Another trend that stood out amid pandemic measures was the rise in take-away and food delivery. As of 25 November, the percentage of seated diners in restaurants has declined by 51.3% globally from pre-pandemic levels, with take-away and food delivery swooping in as an alternative. This service model is quick, convenient and keeps us safe, and is expected to grow exponentially in the region.

However, as food delivery services often take a large cut of revenue through commissions, many businesses may come to view food delivery as a necessary evil, in a world where one has to either embrace these additional costs or risk losing large amounts of business, SMEs simply have no choice but to go along with this trend.

While many F&B business owners have grown accustomed to the large influx of food delivery orders at the peak of the pandemic, the country shifting back to its pre-pandemic norm with the return of dine-in meals in Phase Two has contributed to a drop in demand.

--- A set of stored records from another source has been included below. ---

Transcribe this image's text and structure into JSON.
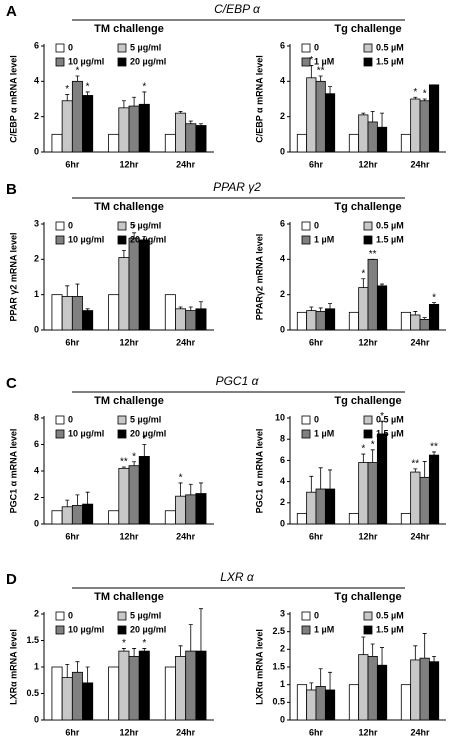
{
  "panels": [
    {
      "label": "A",
      "gene": "C/EBP α"
    },
    {
      "label": "B",
      "gene": "PPAR γ2"
    },
    {
      "label": "C",
      "gene": "PGC1 α"
    },
    {
      "label": "D",
      "gene": "LXR α"
    }
  ],
  "chart_data": [
    {
      "type": "bar",
      "title": "TM challenge",
      "ylabel": "C/EBP α mRNA level",
      "categories": [
        "6hr",
        "12hr",
        "24hr"
      ],
      "ylim": [
        0,
        6
      ],
      "yticks": [
        0,
        2,
        4,
        6
      ],
      "series": [
        {
          "name": "0",
          "color": "#ffffff",
          "values": [
            1,
            1,
            1
          ]
        },
        {
          "name": "5 µg/ml",
          "color": "#c8c8c8",
          "values": [
            2.9,
            2.5,
            2.2
          ],
          "errors": [
            0.35,
            0.4,
            0.1
          ],
          "stars": [
            "*",
            null,
            null
          ]
        },
        {
          "name": "10 µg/ml",
          "color": "#808080",
          "values": [
            4.0,
            2.6,
            1.6
          ],
          "errors": [
            0.3,
            0.5,
            0.15
          ],
          "stars": [
            "*",
            null,
            null
          ]
        },
        {
          "name": "20 µg/ml",
          "color": "#000000",
          "values": [
            3.2,
            2.7,
            1.5
          ],
          "errors": [
            0.2,
            0.7,
            0.1
          ],
          "stars": [
            "*",
            "*",
            null
          ]
        }
      ]
    },
    {
      "type": "bar",
      "title": "Tg challenge",
      "ylabel": "C/EBP α mRNA level",
      "categories": [
        "6hr",
        "12hr",
        "24hr"
      ],
      "ylim": [
        0,
        6
      ],
      "yticks": [
        0,
        2,
        4,
        6
      ],
      "series": [
        {
          "name": "0",
          "color": "#ffffff",
          "values": [
            1,
            1,
            1
          ]
        },
        {
          "name": "0.5 µM",
          "color": "#c8c8c8",
          "values": [
            4.2,
            2.1,
            3.0
          ],
          "errors": [
            0.7,
            0.1,
            0.1
          ],
          "stars": [
            "*",
            null,
            "*"
          ]
        },
        {
          "name": "1 µM",
          "color": "#808080",
          "values": [
            4.0,
            1.7,
            2.9
          ],
          "errors": [
            0.3,
            0.6,
            0.1
          ],
          "stars": [
            "**",
            null,
            "*"
          ]
        },
        {
          "name": "1.5 µM",
          "color": "#000000",
          "values": [
            3.3,
            1.4,
            3.8
          ],
          "errors": [
            0.4,
            0.8,
            0
          ],
          "stars": [
            null,
            null,
            null
          ]
        }
      ]
    },
    {
      "type": "bar",
      "title": "TM challenge",
      "ylabel": "PPAR γ2 mRNA level",
      "categories": [
        "6hr",
        "12hr",
        "24hr"
      ],
      "ylim": [
        0,
        3
      ],
      "yticks": [
        0,
        1,
        2,
        3
      ],
      "series": [
        {
          "name": "0",
          "color": "#ffffff",
          "values": [
            1,
            1,
            1
          ]
        },
        {
          "name": "5 µg/ml",
          "color": "#c8c8c8",
          "values": [
            0.95,
            2.05,
            0.6
          ],
          "errors": [
            0.3,
            0.2,
            0.05
          ],
          "stars": [
            null,
            "*",
            null
          ]
        },
        {
          "name": "10 µg/ml",
          "color": "#808080",
          "values": [
            0.95,
            2.6,
            0.55
          ],
          "errors": [
            0.35,
            0.15,
            0.1
          ],
          "stars": [
            null,
            "*",
            null
          ]
        },
        {
          "name": "20 µg/ml",
          "color": "#000000",
          "values": [
            0.55,
            2.55,
            0.6
          ],
          "errors": [
            0.05,
            0.1,
            0.2
          ],
          "stars": [
            null,
            null,
            null
          ]
        }
      ]
    },
    {
      "type": "bar",
      "title": "Tg challenge",
      "ylabel": "PPARγ2 mRNA level",
      "categories": [
        "6hr",
        "12hr",
        "24hr"
      ],
      "ylim": [
        0,
        6
      ],
      "yticks": [
        0,
        2,
        4,
        6
      ],
      "series": [
        {
          "name": "0",
          "color": "#ffffff",
          "values": [
            1,
            1,
            1
          ]
        },
        {
          "name": "0.5 µM",
          "color": "#c8c8c8",
          "values": [
            1.1,
            2.4,
            0.85
          ],
          "errors": [
            0.2,
            0.5,
            0.2
          ],
          "stars": [
            null,
            "*",
            null
          ]
        },
        {
          "name": "1 µM",
          "color": "#808080",
          "values": [
            1.05,
            4.0,
            0.6
          ],
          "errors": [
            0.2,
            0,
            0.1
          ],
          "stars": [
            null,
            "**",
            null
          ]
        },
        {
          "name": "1.5 µM",
          "color": "#000000",
          "values": [
            1.2,
            2.5,
            1.45
          ],
          "errors": [
            0.3,
            0.1,
            0.1
          ],
          "stars": [
            null,
            null,
            "*"
          ]
        }
      ]
    },
    {
      "type": "bar",
      "title": "TM challenge",
      "ylabel": "PGC1 α mRNA level",
      "categories": [
        "6hr",
        "12hr",
        "24hr"
      ],
      "ylim": [
        0,
        8
      ],
      "yticks": [
        0,
        2,
        4,
        6,
        8
      ],
      "series": [
        {
          "name": "0",
          "color": "#ffffff",
          "values": [
            1,
            1,
            1
          ]
        },
        {
          "name": "5 µg/ml",
          "color": "#c8c8c8",
          "values": [
            1.3,
            4.2,
            2.1
          ],
          "errors": [
            0.5,
            0.1,
            1.0
          ],
          "stars": [
            null,
            "**",
            "*"
          ]
        },
        {
          "name": "10 µg/ml",
          "color": "#808080",
          "values": [
            1.4,
            4.4,
            2.2
          ],
          "errors": [
            0.8,
            0.3,
            0.8
          ],
          "stars": [
            null,
            "*",
            null
          ]
        },
        {
          "name": "20 µg/ml",
          "color": "#000000",
          "values": [
            1.5,
            5.1,
            2.3
          ],
          "errors": [
            0.9,
            0.9,
            0.8
          ],
          "stars": [
            null,
            "*",
            null
          ]
        }
      ]
    },
    {
      "type": "bar",
      "title": "Tg challenge",
      "ylabel": "PGC1 α mRNA level",
      "categories": [
        "6hr",
        "12hr",
        "24hr"
      ],
      "ylim": [
        0,
        10
      ],
      "yticks": [
        0,
        2,
        4,
        6,
        8,
        10
      ],
      "series": [
        {
          "name": "0",
          "color": "#ffffff",
          "values": [
            1,
            1,
            1
          ]
        },
        {
          "name": "0.5 µM",
          "color": "#c8c8c8",
          "values": [
            3.0,
            5.8,
            4.9
          ],
          "errors": [
            1.5,
            0.8,
            0.3
          ],
          "stars": [
            null,
            "*",
            "**"
          ]
        },
        {
          "name": "1 µM",
          "color": "#808080",
          "values": [
            3.3,
            5.8,
            4.4
          ],
          "errors": [
            2.0,
            1.2,
            1.5
          ],
          "stars": [
            null,
            "*",
            null
          ]
        },
        {
          "name": "1.5 µM",
          "color": "#000000",
          "values": [
            3.3,
            8.5,
            6.5
          ],
          "errors": [
            1.8,
            1.2,
            0.3
          ],
          "stars": [
            null,
            "*",
            "**"
          ]
        }
      ]
    },
    {
      "type": "bar",
      "title": "TM challenge",
      "ylabel": "LXRα mRNA level",
      "categories": [
        "6hr",
        "12hr",
        "24hr"
      ],
      "ylim": [
        0,
        2
      ],
      "yticks": [
        0,
        0.5,
        1,
        1.5,
        2
      ],
      "series": [
        {
          "name": "0",
          "color": "#ffffff",
          "values": [
            1,
            1,
            1
          ]
        },
        {
          "name": "5 µg/ml",
          "color": "#c8c8c8",
          "values": [
            0.8,
            1.3,
            1.2
          ],
          "errors": [
            0.25,
            0.05,
            0.2
          ],
          "stars": [
            null,
            "*",
            null
          ]
        },
        {
          "name": "10 µg/ml",
          "color": "#808080",
          "values": [
            0.9,
            1.2,
            1.3
          ],
          "errors": [
            0.2,
            0.15,
            0.5
          ],
          "stars": [
            null,
            null,
            null
          ]
        },
        {
          "name": "20 µg/ml",
          "color": "#000000",
          "values": [
            0.7,
            1.3,
            1.3
          ],
          "errors": [
            0.3,
            0.05,
            0.8
          ],
          "stars": [
            null,
            "*",
            null
          ]
        }
      ]
    },
    {
      "type": "bar",
      "title": "Tg challenge",
      "ylabel": "LXRα mRNA level",
      "categories": [
        "6hr",
        "12hr",
        "24hr"
      ],
      "ylim": [
        0,
        3
      ],
      "yticks": [
        0,
        0.5,
        1,
        1.5,
        2,
        2.5,
        3
      ],
      "series": [
        {
          "name": "0",
          "color": "#ffffff",
          "values": [
            1,
            1,
            1
          ]
        },
        {
          "name": "0.5 µM",
          "color": "#c8c8c8",
          "values": [
            0.85,
            1.85,
            1.7
          ],
          "errors": [
            0.2,
            0.5,
            0.4
          ],
          "stars": [
            null,
            null,
            null
          ]
        },
        {
          "name": "1 µM",
          "color": "#808080",
          "values": [
            0.95,
            1.8,
            1.75
          ],
          "errors": [
            0.5,
            0.35,
            0.7
          ],
          "stars": [
            null,
            null,
            null
          ]
        },
        {
          "name": "1.5 µM",
          "color": "#000000",
          "values": [
            0.85,
            1.55,
            1.65
          ],
          "errors": [
            0.5,
            0.5,
            0.15
          ],
          "stars": [
            null,
            null,
            null
          ]
        }
      ]
    }
  ]
}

However, it is unlikely that restaurants will be able to escape from food delivery services even with the F&B sector’s return to form. Bain’s e-Conomy SEA 2020 report indicated that 30% of all local digital service consumers were introduced to the service due to the pandemic, suggesting that there is a very significant consumer base available through these food delivery platforms. This substantial increase in food delivery consumers means that F&B owners cannot simply turn away from food delivery without losing a large portion of revenue, even if dine-in orders become more prevalent in Phase Three. Therefore, food delivery is likely here to stay in the eyes of business owners.

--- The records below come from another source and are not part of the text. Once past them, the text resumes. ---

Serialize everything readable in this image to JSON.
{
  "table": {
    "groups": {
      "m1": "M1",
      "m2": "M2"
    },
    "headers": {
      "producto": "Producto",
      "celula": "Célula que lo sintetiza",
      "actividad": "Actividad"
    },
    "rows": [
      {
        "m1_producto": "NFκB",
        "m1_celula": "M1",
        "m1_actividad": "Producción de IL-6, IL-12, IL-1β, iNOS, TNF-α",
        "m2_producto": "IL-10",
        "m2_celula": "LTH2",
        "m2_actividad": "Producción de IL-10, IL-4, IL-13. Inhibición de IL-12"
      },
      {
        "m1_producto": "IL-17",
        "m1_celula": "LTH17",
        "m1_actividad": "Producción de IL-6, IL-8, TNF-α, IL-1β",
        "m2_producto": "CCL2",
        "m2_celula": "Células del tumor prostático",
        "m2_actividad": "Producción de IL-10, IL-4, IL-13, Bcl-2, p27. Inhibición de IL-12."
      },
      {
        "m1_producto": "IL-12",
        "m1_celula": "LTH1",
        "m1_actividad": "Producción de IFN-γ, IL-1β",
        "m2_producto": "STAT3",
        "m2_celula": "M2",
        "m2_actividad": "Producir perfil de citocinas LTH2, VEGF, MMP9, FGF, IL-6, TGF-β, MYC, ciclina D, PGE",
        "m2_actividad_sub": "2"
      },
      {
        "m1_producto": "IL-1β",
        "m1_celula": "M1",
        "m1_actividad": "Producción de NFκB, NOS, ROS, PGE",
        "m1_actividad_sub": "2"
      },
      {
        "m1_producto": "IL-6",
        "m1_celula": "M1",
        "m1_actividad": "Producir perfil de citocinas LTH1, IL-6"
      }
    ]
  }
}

  1. Rise of younger generation of F&B entrepreneurs

We’ve seen a rise of the younger generation coming in with a different, smarter approach to the industry. The same entrepreneurs who saved the industry this year are truly a different breed from the older generation, able to seize the slightest opportunities and are hungry for success, embracing digitalisation and utilising social media to its full extent to market themselves effectively.

These young entrants take a low-risk approach that often starts from home-based businesses, involving less financial commitment and slowly expanding as they gain a following. 2021 could see more of these home-based businesses converting to brick-and-mortar shop fronts if these businesses gain more of a foothold.

With 2020 being a year of metamorphosis for many, the F&B industry will come out of the pandemic as a completely different beast than before. SMEs brave enough to venture into the industry during such a time are more prepared than ever to face challenges, showing that the spirit of entrepreneurship amongst Singaporeans remains strong even in the face of the greatest of adversities.

If one thing is clear from 2020, it is that innovation and a willingness to adapt are absolutely key in running a successful business despite a whirlwind of challenges, which is especially true in the F&B sector.